A nota do tradutor, o escritor Sergio Milliet, mostra bem o quanto a coloquialidade, a linguagem urbana e jovem adotada por Sartre ainda era incomum. Vale citar a advertência do tradutor:

A tradução de um livro como este, escrito numa linguagem familiar, eivada de locuções populares e de gíria, exigia do tradutor certas liberdades.[…] O tradutor fez o possível para manter-se fiel ao estilo do autor, correndo embora o risco das constantes repetições, coisa com que Sartre não se preocupa em verdade.

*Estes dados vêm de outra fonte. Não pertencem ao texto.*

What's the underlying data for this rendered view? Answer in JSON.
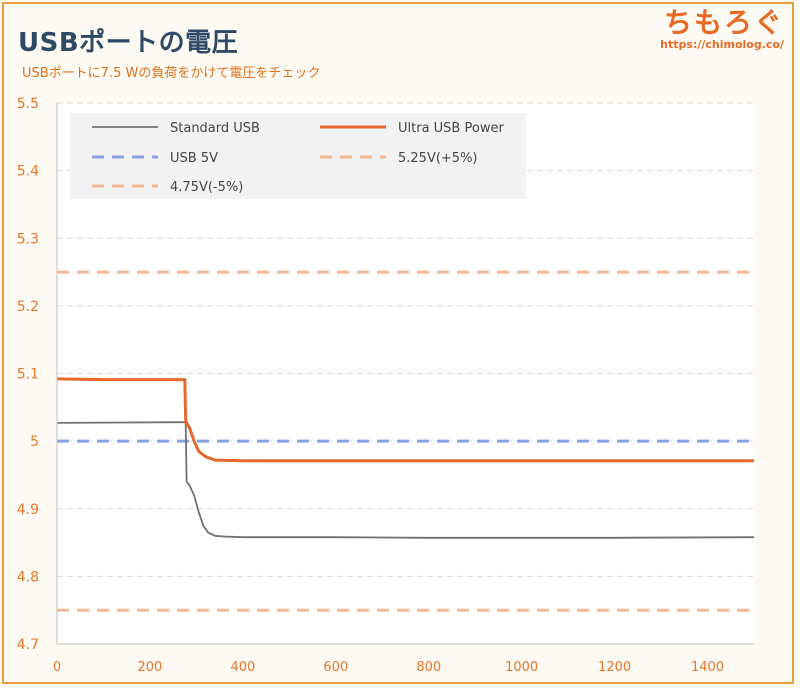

Logo após A idade da razão, li os outros dois tomos da trilogia, mas já sem sofrer o impacto do primeiro. Só depois li A náusea, melhor romance e reflexão filosófica mais radical. Se tivesse começado por ele, no entanto, o impacto de Sartre sobre minha vida provavelmente não teria sido tão radical, como também não foi, como experiência de vida, a leitura dos excelentes romances de Camus. Os contos de O muro comoveram-me, talvez um pouco demais. A obra teatral demorou mais a chegar, chegou sobretudo via traduções de Portugal, mas a essa altura já dava para encarar o texto em francês, já que apesar de tudo era preciso freqüentar também as salas de aula do CAP. Tornei-me, pretensiosamente, uma espécie de especialista em Sartre, o que me garantiu imensa respeitabilidade, já que o autor era mesmo mais citado do que lido, na melhor tradição do que se chamou depois de “Geração Paissandu”, aquela galera que ia ao cinema com livro debaixo do braço. Desisti de estudar história ou sociologia, como pensava ao subir as escadas do segundo grau. Resolvi estudar literatura. Nunca, por um só instante, mesmo nos momentos mais difíceis, me arrependi. Também nunca me curei do vírus do jazz.

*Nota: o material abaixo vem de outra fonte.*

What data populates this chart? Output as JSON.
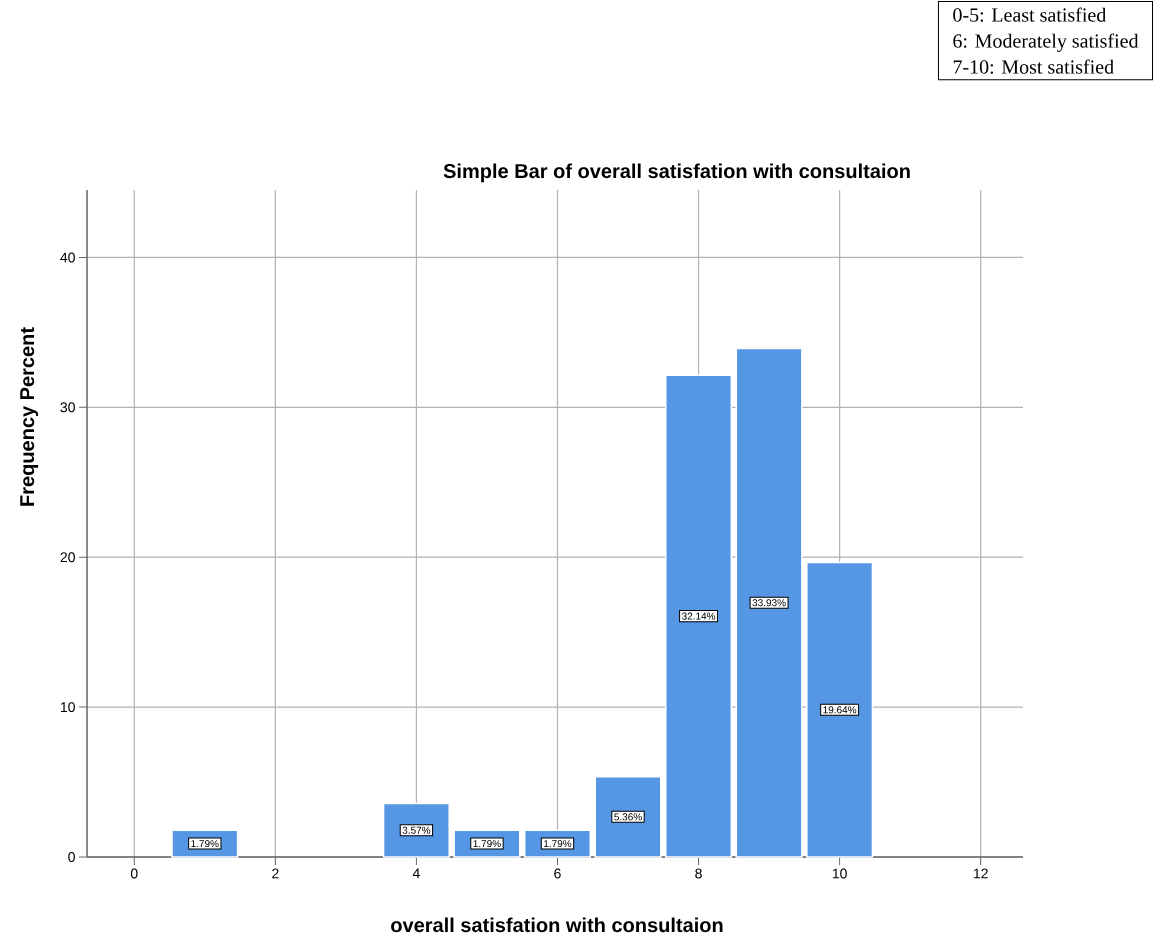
{
  "chart_data": {
    "type": "bar",
    "title": "Simple Bar of overall satisfation with consultaion",
    "xlabel": "overall satisfation with consultaion",
    "ylabel": "Frequency Percent",
    "x": [
      1,
      4,
      5,
      6,
      7,
      8,
      9,
      10
    ],
    "values": [
      1.79,
      3.57,
      1.79,
      1.79,
      5.36,
      32.14,
      33.93,
      19.64
    ],
    "value_labels": [
      "1.79%",
      "3.57%",
      "1.79%",
      "1.79%",
      "5.36%",
      "32.14%",
      "33.93%",
      "19.64%"
    ],
    "color": "#5596e5",
    "xlim": [
      -0.67,
      12.6
    ],
    "ylim": [
      0,
      44.5
    ],
    "xticks": [
      0,
      2,
      4,
      6,
      8,
      10,
      12
    ],
    "yticks": [
      0,
      10,
      20,
      30,
      40
    ],
    "grid": true,
    "annotations": [
      "0-5: Least satisfied",
      "6: Moderately satisfied",
      "7-10: Most satisfied"
    ]
  }
}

Ainda cheguei a Paris a tempo de ver Sartre vendendo o jornal La Cause du Peuple nas ruas do Quartier Latin, mesmo em dias muito frios. Demorei a chegar até Simone de Beauvoir, sem dúvida melhor romancista do que o companheiro, talvez por uma espécie de ciúme. Se meu mundo ainda fosse abalável em 1981, quando Beauvoir publicou A cerimônia do adeus, teria sido sacudido, mas já estava, havia algum tempo, na idade da razão.

Não tenho condições de opinar sobre a obra disciplinarmente filosófica de Sartre, apesar de considerar O existencialismo é um humanismo, Questão de método e A imaginação obras fundamentais para o estudo da literatura. Parece-me, também, que O que é a literatura, publicado em 1948, se sustenta e é contribuição importante à questão da autonomia da arte.

Três obras de Sartre, porém, parecem-se decisivas para o questionamento do cânone literário, para a ruptura com os impotentes conceitos de gêneros literários, para a renovação do conceito e dos limites de obra literária. São elas: o prefácio à obra do antilhano Frantz Fanon, Les damnés de la terre, considerado texto fundador dos estudos sobre as novas subjetividades e inaugural dos estudos pós-coloniais; As palavras, simploriamente tido como um relato autobiográfico quando, assim como o Barthes por Barthes, implode o gênero, e o estupendo Saint Genet – ator e mártir, inclassificável obra que lança mão de uma vida para falar da vida.

No final de A cerimônia do adeus, Simone de Beauvoir faz uma observação que me tocou: “As cinzas de Sartre foram levadas ao cemitério de Montparnasse. Todos os dias mãos desconhecidas depositam em seu túmulo buquês de flores frescas”.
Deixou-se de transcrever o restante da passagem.